Debris flows can travel great distances from their source areas and affect communities downstream. Identification of soils susceptible to liquefying during slope failure could aid in locating potential debris-flow sources. We used a modified version of the slump test, typically used to measure the consistency of unhardened concrete, to test the proclivity of soil to flow. The method can be used to identify a threshold porosity above which the soil will flow under saturated conditions. Saturated hydraulic conductivity, initial and final bulk density, porosity, travel distance, velocity, stage, and basal pore pressure were measured for each test specimen.

The test involves placing soil loosely or packing soil using a proctor hammer into a cylindrical test mold (29.6 cm high, 29.6 cm diameter). The sample is then placed on a table and slowly saturated from below with a measured volume of water. Hydraulic conductivity is measured using the constant head method. The test is initiated by releasing a counterweight on a pulley system that rapidly lifts the mold vertically. The unconfined sample is then free to fail and spread laterally due to self-weight. Stage and basal pore pressure are monitored at 100 Hz. Video of the test is analyzed to measure velocity of the flow front. The deposit thickness is calculated by making between 50 and 150 measurements (depending on travel distance) using a laser range finder. Thickness is integrated across the entire deposit surface to determine the final deposit volume. Comparisons of initial to final volumes reveal contractive or dilative behavior of the sample during failure. A test is classified either as a slide if failure occurs along discrete failure planes or as a flow if fluid-like behavior is observed.

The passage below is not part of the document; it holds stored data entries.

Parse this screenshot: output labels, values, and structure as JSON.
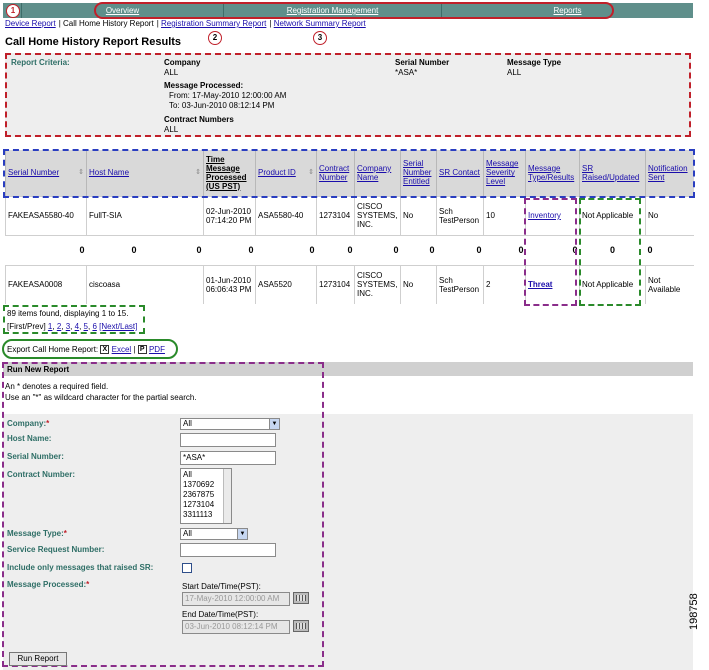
{
  "nav": {
    "tabs": [
      "Overview",
      "Registration Management",
      "Reports"
    ],
    "subnav": [
      "Device Report",
      "Call Home History Report",
      "Registration Summary Report",
      "Network Summary Report"
    ],
    "callouts": [
      "1",
      "2",
      "3"
    ]
  },
  "page": {
    "title": "Call Home History Report Results"
  },
  "criteria": {
    "label": "Report Criteria:",
    "company_label": "Company",
    "company_value": "ALL",
    "serial_label": "Serial Number",
    "serial_value": "*ASA*",
    "msgtype_label": "Message Type",
    "msgtype_value": "ALL",
    "processed_label": "Message Processed:",
    "from": "From: 17-May-2010 12:00:00 AM",
    "to": "To: 03-Jun-2010 08:12:14 PM",
    "contract_label": "Contract Numbers",
    "contract_value": "ALL"
  },
  "table": {
    "headers": [
      "Serial Number",
      "Host Name",
      "Time Message Processed (US PST)",
      "Product ID",
      "Contract Number",
      "Company Name",
      "Serial Number Entitled",
      "SR Contact",
      "Message Severity Level",
      "Message Type/Results",
      "SR Raised/Updated",
      "Notification Sent"
    ],
    "row1": [
      "FAKEASA5580-40",
      "FullT-SIA",
      "02-Jun-2010 07:14:20 PM",
      "ASA5580-40",
      "1273104",
      "CISCO SYSTEMS, INC.",
      "No",
      "Sch TestPerson",
      "10",
      "Inventory",
      "Not Applicable",
      "No"
    ],
    "zero": "0",
    "row2": [
      "FAKEASA0008",
      "ciscoasa",
      "01-Jun-2010 06:06:43 PM",
      "ASA5520",
      "1273104",
      "CISCO SYSTEMS, INC.",
      "No",
      "Sch TestPerson",
      "2",
      "Threat",
      "Not Applicable",
      "Not Available"
    ]
  },
  "paging": {
    "found": "89 items found, displaying 1 to 15.",
    "first_prev": "[First/Prev]",
    "pages": [
      "1",
      "2",
      "3",
      "4",
      "5",
      "6"
    ],
    "next_last": "[Next/Last]"
  },
  "export": {
    "label": "Export Call Home Report:",
    "excel": "Excel",
    "pdf": "PDF",
    "sep": "|"
  },
  "run_report": {
    "heading": "Run New Report",
    "note1": "An * denotes a required field.",
    "note2": "Use an \"*\" as wildcard character for the partial search.",
    "company_label": "Company:",
    "company_value": "All",
    "host_label": "Host Name:",
    "host_value": "",
    "serial_label": "Serial Number:",
    "serial_value": "*ASA*",
    "contract_label": "Contract Number:",
    "contract_options": [
      "All",
      "1370692",
      "2367875",
      "1273104",
      "3311113"
    ],
    "msgtype_label": "Message Type:",
    "msgtype_value": "All",
    "sr_label": "Service Request Number:",
    "include_label": "Include only messages that raised SR:",
    "processed_label": "Message Processed:",
    "start_label": "Start Date/Time(PST):",
    "start_value": "17-May-2010 12:00:00 AM",
    "end_label": "End Date/Time(PST):",
    "end_value": "03-Jun-2010 08:12:14 PM",
    "button": "Run Report"
  },
  "figure_id": "198758"
}
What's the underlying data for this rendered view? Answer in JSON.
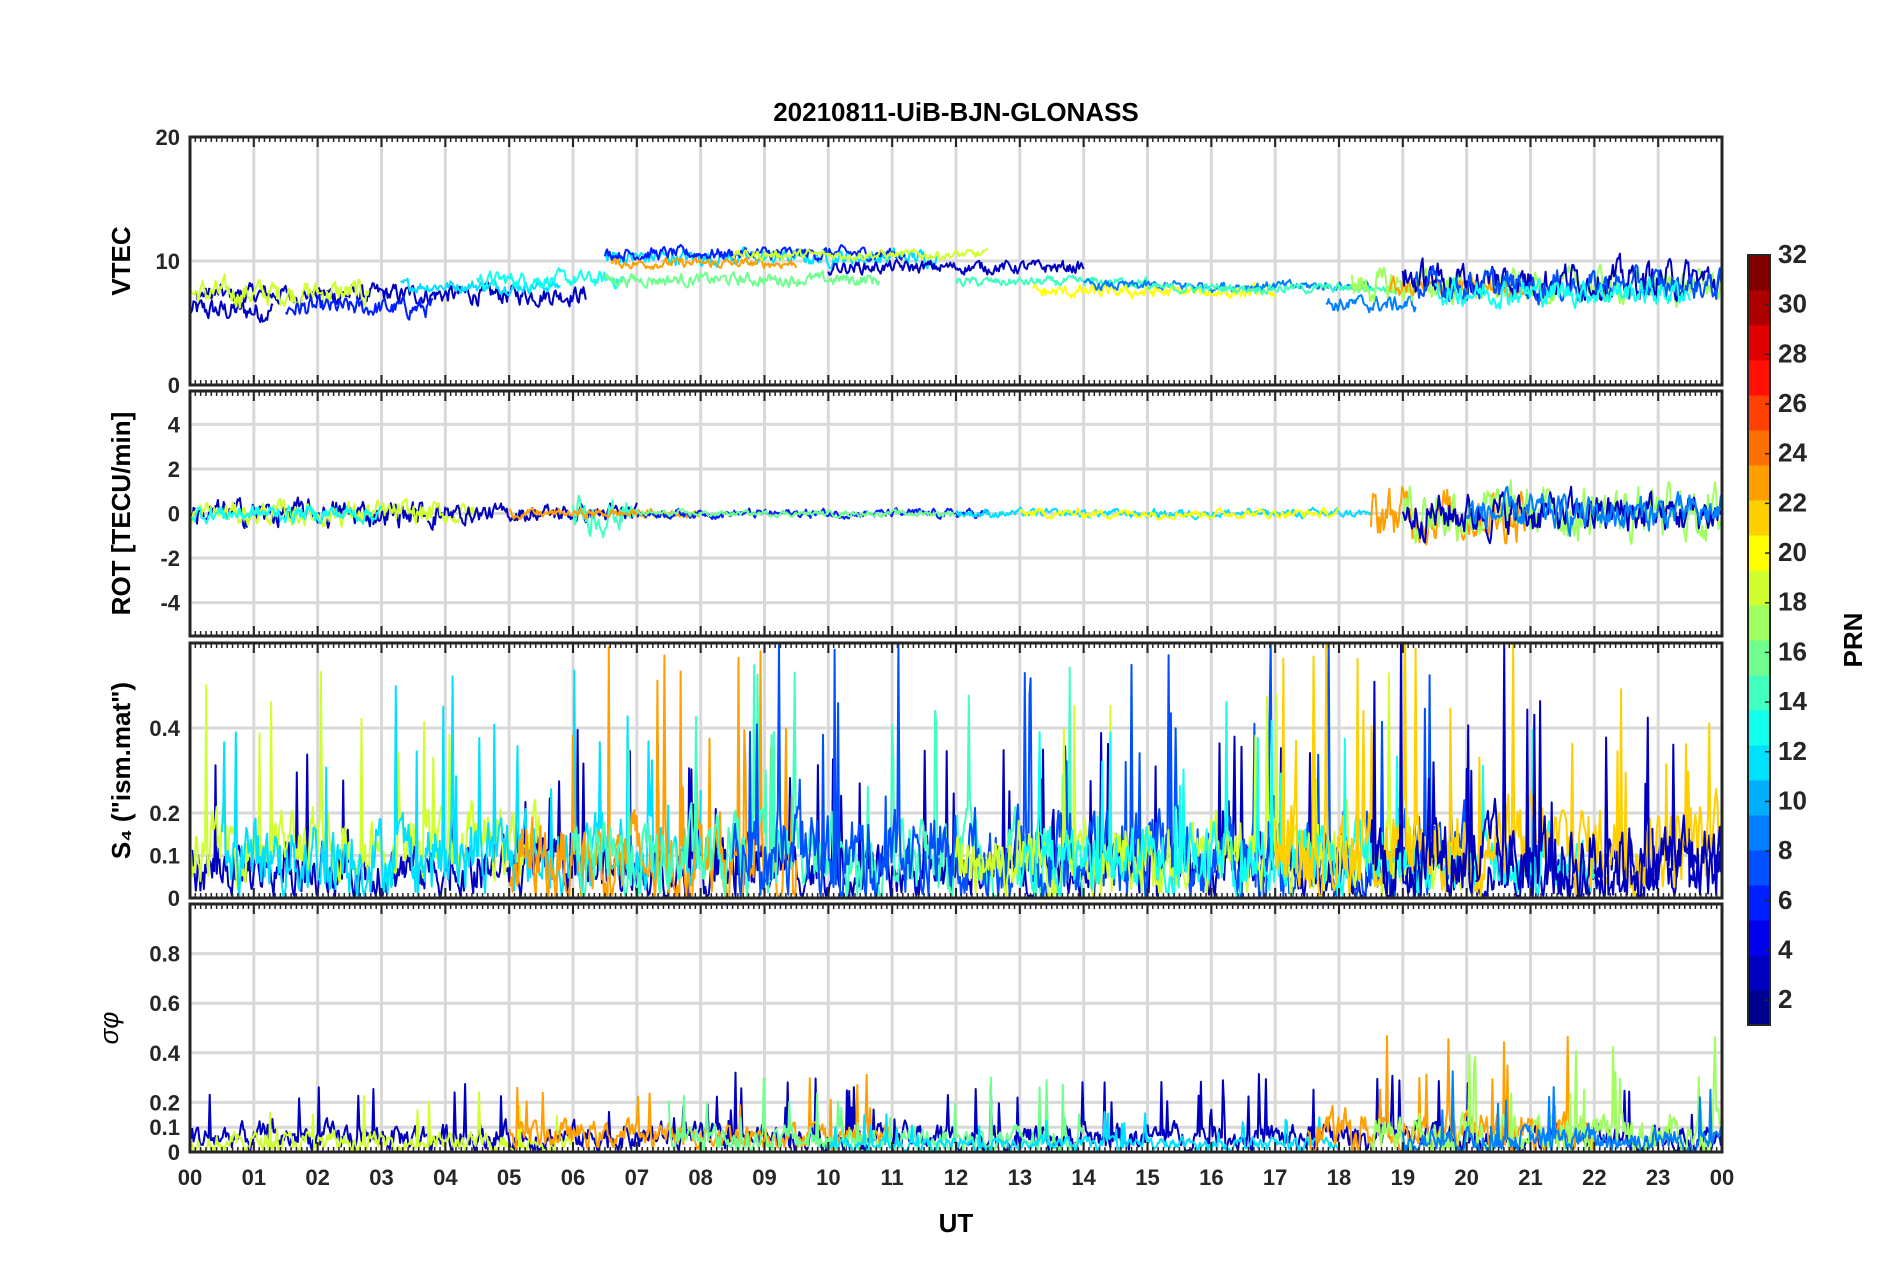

Soil samples collected from ten drainage basins in the Oregon Coast Range and one near Durango, CO were tested with the slump table. The samples consist of sandy and gravely soils with between 8 and 16% silt and clay. Preliminary results confirm that loose soils contract and flow upon failure while dense soils will dilate and slide. The failure mode is related to both the porosity and fine-grained fraction of the soil. These results are consistent with field observations of failure mode at the test sites. In the future, this testing apparatus could be used to identify soils susceptible to debris flows.